What the result shouldn’t be used for is if it comes back clean is to slash rates of flag leaf sprays – when the dose was already based on it being a preventative spray.

If it comes back with an amber or even a red result on leaf three just prior to T2, that would probably mean leaf two would have some infection and you need to up the dose or change product to something stronger.

3. Avoid exacerbating any stress in winter barley

The awns on the most forward winter barley varieties were just poking out at the beginning of the last week of April so T2 sprays are imminent.

Think about what diseases you need to cover – personally I think Ramularia is overplayed, but the key is to avoid stress in the crop as much as possible. As a disease with a considerable seed-borne element, it’s likely in the crop already and the dry weather might increase risk of stressed crops this season.

While you can’t do anything about weather, you can avoid applying growth regulator in hot weather and make sure you have a sensible nutrition strategy to avoid exacerbating any stress conditions.

Siltra (bixafen + prothioconazole) will cover all the main diseases, but if you are really worried about Ramularia and haven’t used Ascra at T1 then that’s the obvious choice for T2, alternatively a sensible dose of Revystar (0.75 L/ha or higher) also has activity.
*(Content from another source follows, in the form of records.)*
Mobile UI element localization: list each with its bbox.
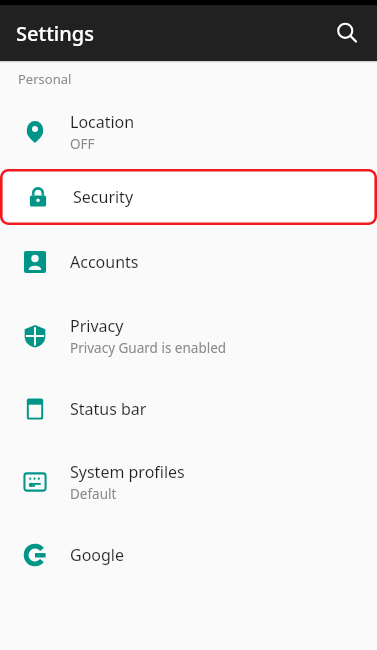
staticText: OFF [70, 135, 95, 153]
staticText: Location [70, 111, 135, 133]
staticText: Status bar [70, 398, 147, 420]
staticText: Google [70, 544, 125, 566]
staticText: Settings [16, 20, 94, 47]
button[interactable]: Security [3, 170, 374, 224]
staticText: Default [70, 485, 117, 503]
button[interactable]: Accounts [0, 225, 377, 299]
button[interactable]: Google [0, 518, 377, 591]
staticText: Privacy [70, 315, 124, 337]
button[interactable]: Search [325, 11, 369, 55]
staticText: Privacy Guard is enabled [70, 339, 227, 357]
staticText: Personal [18, 70, 72, 88]
staticText: System profiles [70, 461, 185, 483]
button[interactable]: System profiles [0, 445, 377, 518]
button[interactable]: Location [0, 95, 377, 169]
button[interactable]: Privacy [0, 299, 377, 372]
staticText: Security [73, 186, 134, 208]
staticText: Accounts [70, 251, 139, 273]
button[interactable]: Status bar [0, 372, 377, 445]
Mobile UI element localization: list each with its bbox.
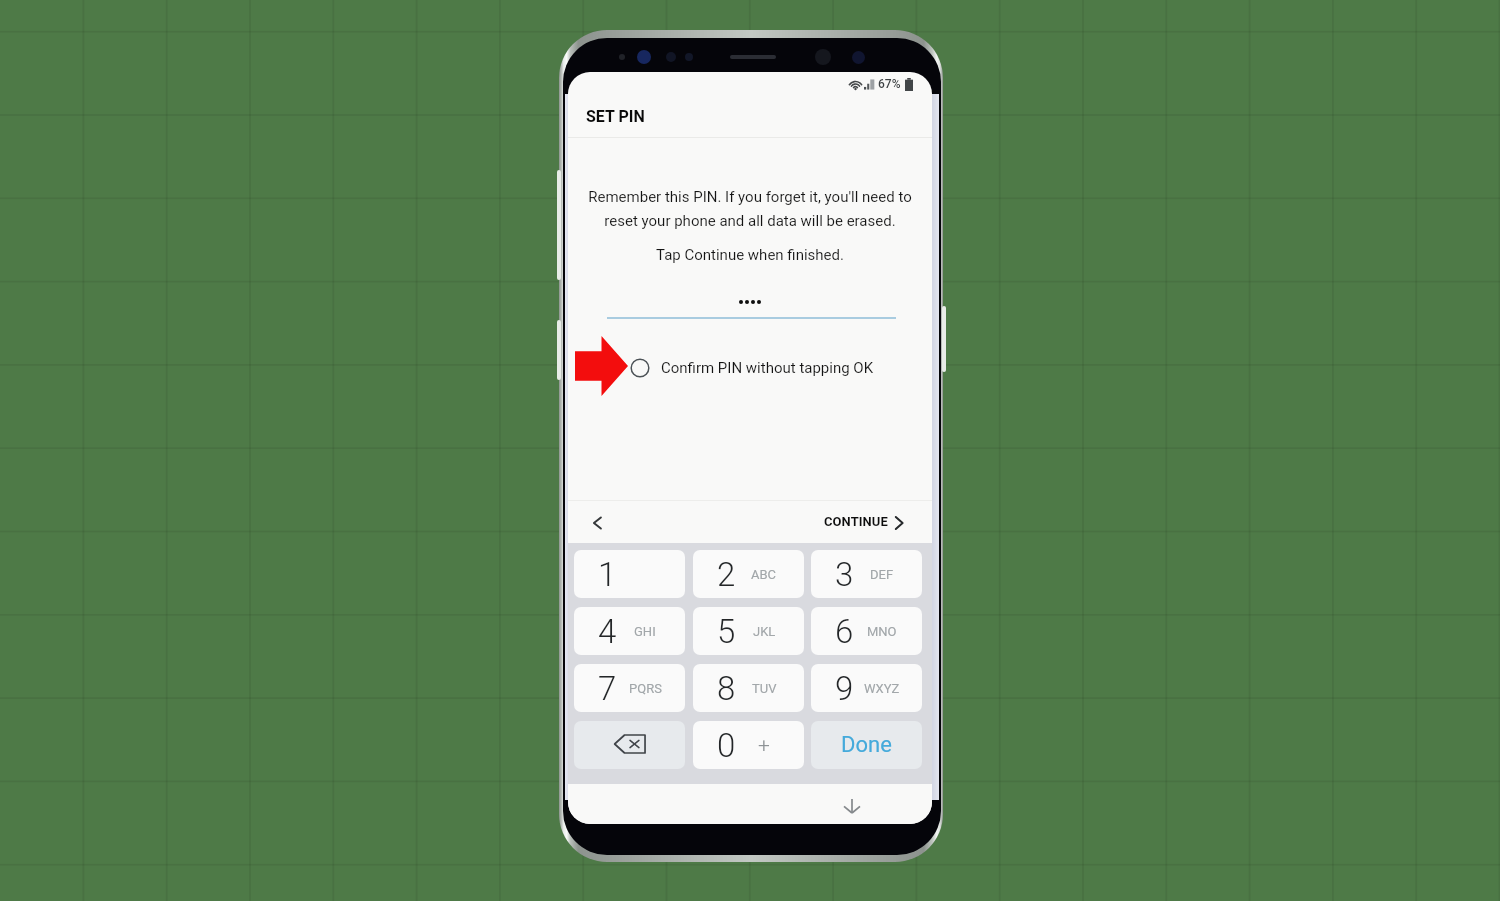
staticText: 3 (835, 555, 854, 594)
staticText: PQRS (629, 681, 662, 696)
button[interactable]: 1 (574, 550, 685, 598)
staticText: 9 (835, 669, 854, 708)
staticText: 67% (878, 77, 901, 91)
staticText: Confirm PIN without tapping OK (661, 359, 874, 377)
button[interactable]: 0 (693, 721, 804, 769)
staticText: GHI (634, 624, 656, 639)
staticText: CONTINUE (824, 514, 888, 529)
button[interactable]: 3 (811, 550, 922, 598)
button[interactable]: 7 (574, 664, 685, 712)
staticText: DEF (870, 567, 894, 582)
button[interactable]: Backspace (574, 721, 685, 769)
staticText: MNO (867, 624, 897, 639)
staticText: 2 (717, 555, 736, 594)
button[interactable]: Confirm PIN without tapping OK (630, 355, 874, 380)
button[interactable]: 2 (693, 550, 804, 598)
button[interactable]: 9 (811, 664, 922, 712)
staticText: 8 (717, 669, 736, 708)
button[interactable]: 6 (811, 607, 922, 655)
button[interactable]: 5 (693, 607, 804, 655)
staticText: Remember this PIN. If you forget it, you… (568, 188, 932, 229)
button[interactable]: 4 (574, 607, 685, 655)
staticText: ABC (751, 567, 777, 582)
staticText: + (758, 733, 770, 758)
button[interactable]: Back (586, 511, 610, 535)
staticText: Done (841, 732, 892, 758)
staticText: 5 (717, 612, 736, 651)
staticText: 6 (835, 612, 854, 651)
staticText: TUV (752, 681, 777, 696)
staticText: 4 (598, 612, 617, 651)
staticText: Tap Continue when finished. (568, 246, 932, 264)
staticText: 0 (717, 726, 736, 765)
button[interactable]: 8 (693, 664, 804, 712)
staticText: JKL (753, 624, 776, 639)
button[interactable]: CONTINUE (818, 509, 914, 537)
staticText: WXYZ (864, 681, 900, 696)
staticText: 7 (598, 669, 617, 708)
staticText: 1 (598, 555, 617, 594)
staticText: SET PIN (586, 107, 645, 126)
button[interactable]: Hide keyboard (839, 796, 863, 818)
button[interactable]: Done (811, 721, 922, 769)
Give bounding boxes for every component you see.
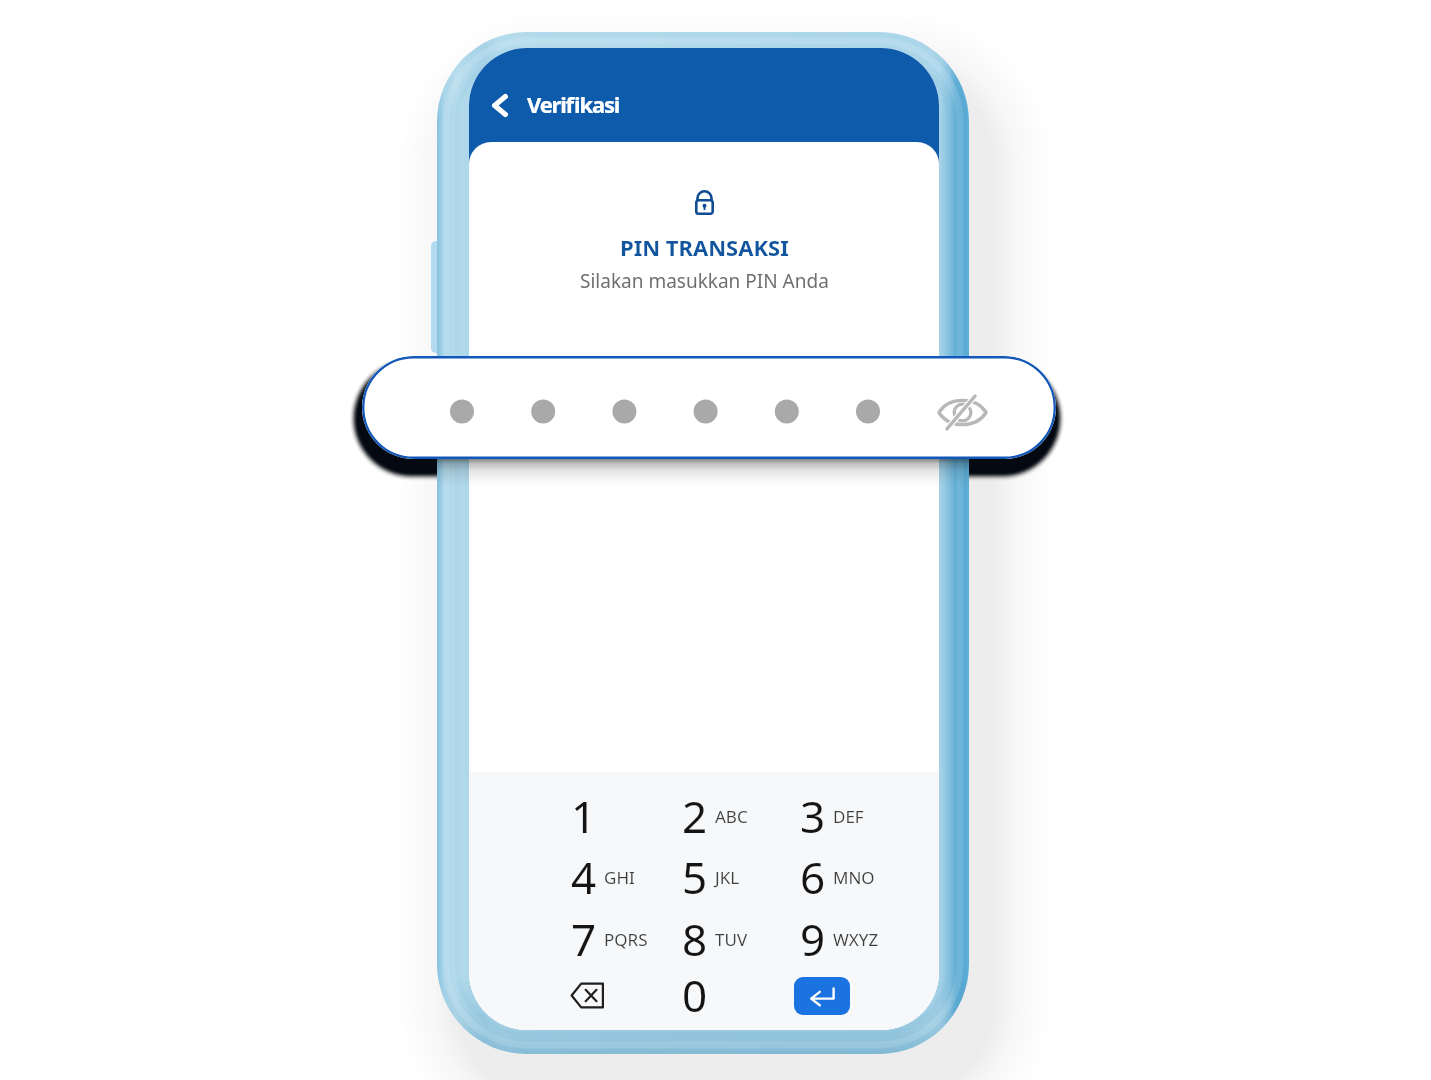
staticText: PIN TRANSAKSI xyxy=(620,232,789,262)
staticText: TUV xyxy=(715,928,748,951)
staticText: 0 xyxy=(682,965,708,1025)
button[interactable]: 9 xyxy=(768,909,884,970)
button[interactable]: Backspace xyxy=(529,965,645,1025)
button[interactable]: Enter xyxy=(794,977,850,1015)
button[interactable]: 0 xyxy=(650,965,766,1025)
staticText: 3 xyxy=(800,786,826,846)
button[interactable]: 5 xyxy=(650,847,766,908)
staticText: Silakan masukkan PIN Anda xyxy=(580,268,829,294)
button[interactable]: 1 xyxy=(539,786,655,847)
button[interactable]: 4 xyxy=(539,847,655,908)
staticText: GHI xyxy=(604,866,635,889)
staticText: MNO xyxy=(833,866,875,889)
staticText: Verifikasi xyxy=(527,89,620,119)
staticText: 8 xyxy=(682,909,708,969)
staticText: PQRS xyxy=(604,928,648,951)
button[interactable]: Toggle PIN visibility xyxy=(931,392,993,433)
staticText: WXYZ xyxy=(833,928,879,951)
staticText: 1 xyxy=(571,786,597,846)
staticText: 7 xyxy=(571,909,597,969)
staticText: 9 xyxy=(800,909,826,969)
staticText: JKL xyxy=(715,866,740,889)
staticText: ABC xyxy=(715,805,748,828)
staticText: 6 xyxy=(800,847,826,907)
button[interactable]: 6 xyxy=(768,847,884,908)
button[interactable]: 2 xyxy=(650,786,766,847)
button[interactable]: 3 xyxy=(768,786,884,847)
button[interactable]: 8 xyxy=(650,909,766,970)
button[interactable]: Back xyxy=(481,72,641,118)
staticText: 2 xyxy=(682,786,708,846)
staticText: 4 xyxy=(571,847,597,907)
staticText: DEF xyxy=(833,805,864,828)
staticText: 5 xyxy=(682,847,708,907)
button[interactable]: 7 xyxy=(539,909,655,970)
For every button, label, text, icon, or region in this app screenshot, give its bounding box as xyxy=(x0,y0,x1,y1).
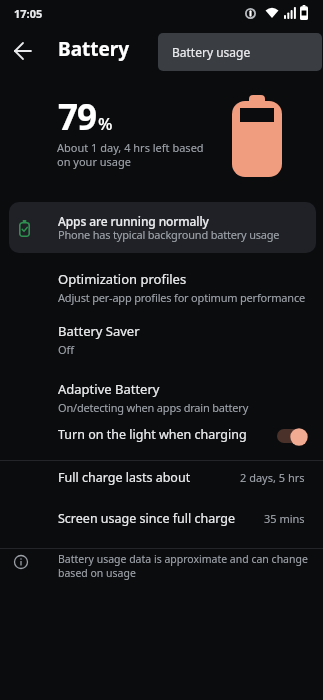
staticText: Screen usage since full charge xyxy=(58,510,236,527)
staticText: 2 days, 5 hrs xyxy=(240,470,305,485)
button[interactable]: Optimization profiles xyxy=(0,262,323,305)
button[interactable] xyxy=(10,40,46,62)
staticText: Battery Saver xyxy=(58,322,140,340)
staticText: Battery usage xyxy=(172,44,251,60)
staticText: 17:05 xyxy=(14,6,43,21)
button[interactable]: Apps are running normally xyxy=(9,202,316,253)
button[interactable]: Screen usage since full charge xyxy=(0,502,323,538)
staticText: 79 xyxy=(58,93,97,141)
button[interactable]: Adaptive Battery xyxy=(0,372,323,415)
staticText: Off xyxy=(58,342,74,357)
staticText: Phone has typical background battery usa… xyxy=(58,227,280,242)
staticText: 35 mins xyxy=(264,511,305,526)
staticText: Battery usage data is approximate and ca… xyxy=(58,552,308,580)
button[interactable]: Turn on the light when charging xyxy=(0,418,323,456)
staticText: Optimization profiles xyxy=(58,270,187,288)
staticText: About 1 day, 4 hrs left based on your us… xyxy=(57,140,204,169)
staticText: Battery xyxy=(58,36,130,62)
button[interactable]: Battery Saver xyxy=(0,314,323,357)
staticText: Apps are running normally xyxy=(58,213,209,229)
staticText: Full charge lasts about xyxy=(58,469,191,486)
button[interactable]: Full charge lasts about xyxy=(0,461,323,497)
staticText: Adjust per-app profiles for optimum perf… xyxy=(58,290,306,305)
staticText: % xyxy=(98,112,113,135)
staticText: On/detecting when apps drain battery xyxy=(58,400,249,415)
staticText: Adaptive Battery xyxy=(58,380,160,398)
staticText: Turn on the light when charging xyxy=(58,426,247,443)
button[interactable]: Battery usage xyxy=(158,33,322,71)
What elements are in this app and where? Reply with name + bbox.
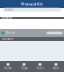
staticText: Online bbox=[6, 31, 16, 35]
staticText: Home bbox=[4, 66, 12, 70]
staticText: Chats bbox=[20, 66, 28, 70]
staticText: More bbox=[52, 66, 60, 70]
staticText: Tools bbox=[36, 66, 44, 70]
staticText: Updated bbox=[2, 37, 14, 41]
button[interactable]: Home bbox=[0, 61, 16, 72]
staticText: Recent bbox=[2, 16, 12, 20]
staticText: Protocol Kit bbox=[21, 1, 43, 7]
button[interactable]: More bbox=[48, 61, 64, 72]
staticText: Search bbox=[5, 8, 13, 12]
button[interactable]: Chats bbox=[16, 61, 32, 72]
button[interactable]: Tools bbox=[32, 61, 48, 72]
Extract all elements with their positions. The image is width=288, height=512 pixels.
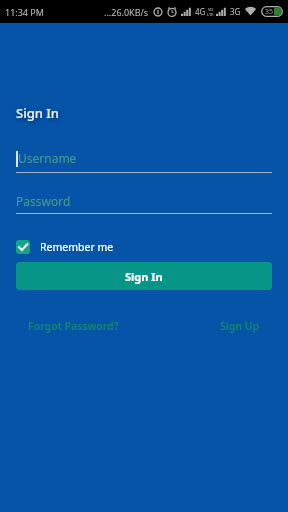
staticText: 11:34 PM: [5, 6, 44, 18]
button[interactable]: Forgot Password?: [28, 319, 119, 333]
button[interactable]: Sign In: [16, 262, 272, 290]
button[interactable]: Sign Up: [220, 319, 260, 333]
staticText: Sign In: [125, 269, 163, 284]
button[interactable]: Password: [16, 193, 71, 209]
button[interactable]: Remember me: [16, 240, 114, 254]
button[interactable]: Username: [18, 150, 77, 166]
staticText: 35: [265, 7, 274, 17]
staticText: ...26.0KB/s: [104, 6, 149, 18]
staticText: LTE: [207, 12, 214, 17]
staticText: 4G: [195, 6, 206, 17]
staticText: Sign In: [16, 104, 60, 122]
staticText: 3G: [230, 6, 241, 17]
staticText: Remember me: [40, 240, 114, 254]
staticText: VO: [208, 7, 214, 12]
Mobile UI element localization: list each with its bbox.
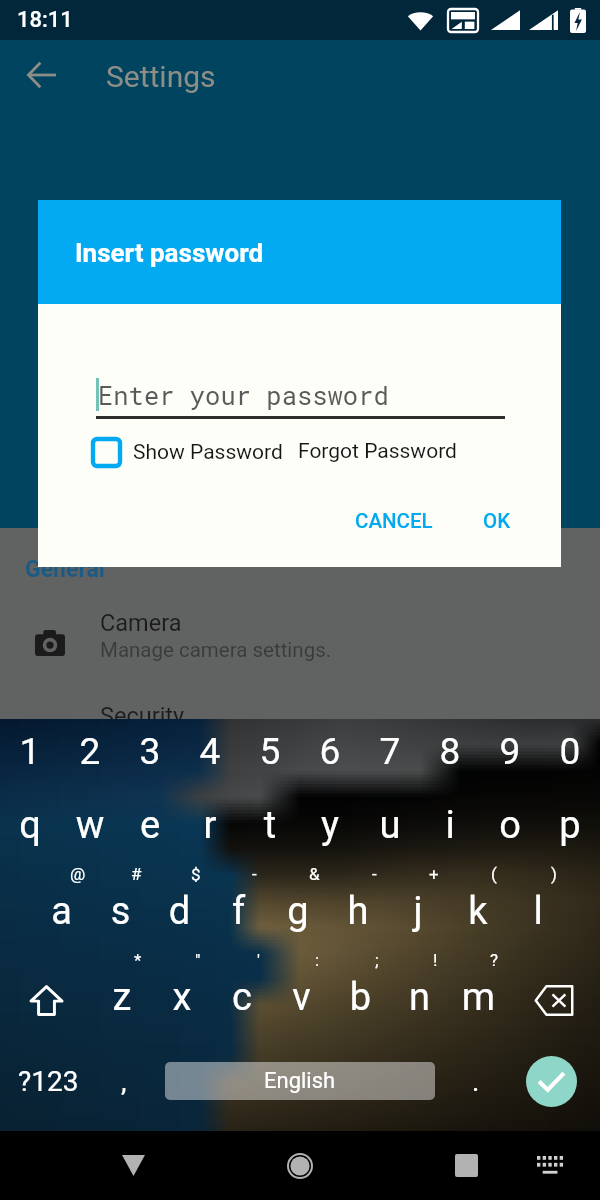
button[interactable]: 8 xyxy=(420,730,480,776)
button[interactable]: 7 xyxy=(360,730,420,776)
staticText: 0 xyxy=(540,730,600,773)
button[interactable]: Backspace xyxy=(508,965,600,1035)
button[interactable]: 2 xyxy=(60,730,120,776)
staticText: y xyxy=(300,803,360,848)
staticText: ) xyxy=(551,864,557,884)
button[interactable]: n xyxy=(390,975,449,1023)
button[interactable]: y xyxy=(300,803,360,851)
button[interactable]: h xyxy=(328,889,388,937)
button[interactable]: Back xyxy=(99,1131,167,1200)
button[interactable]: English xyxy=(165,1062,435,1100)
staticText: g xyxy=(268,889,328,934)
staticText: ' xyxy=(257,950,260,970)
staticText: : xyxy=(315,950,320,970)
button[interactable]: i xyxy=(420,803,480,851)
staticText: 2 xyxy=(60,730,120,773)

4. Choose two disease control sprays for spring barley

Unless it is late drilled spring barley in April, when the crop will really fly through growth stages, two disease control sprays are probably worth considering, especially with what malting barley is worth currently.

The first spray will be imminent in May when the crop reaches the end of tillering with the follow up typically two to three weeks later at awns emerging. The second spray in spring barley, unlike winter barley, is typically a bit more important, but lower rates are possible compared with those used in the winter crop.

Siltra at 0.4 L/ha or Ascra at 0.7 L/ha are decent choices.

5. Consider a second flowering spray in oilseed rape

If flowering is prolonged past three weeks following your initial flowering spray, a second one might be worth considering, again given the price and how oil is being restricted across the world.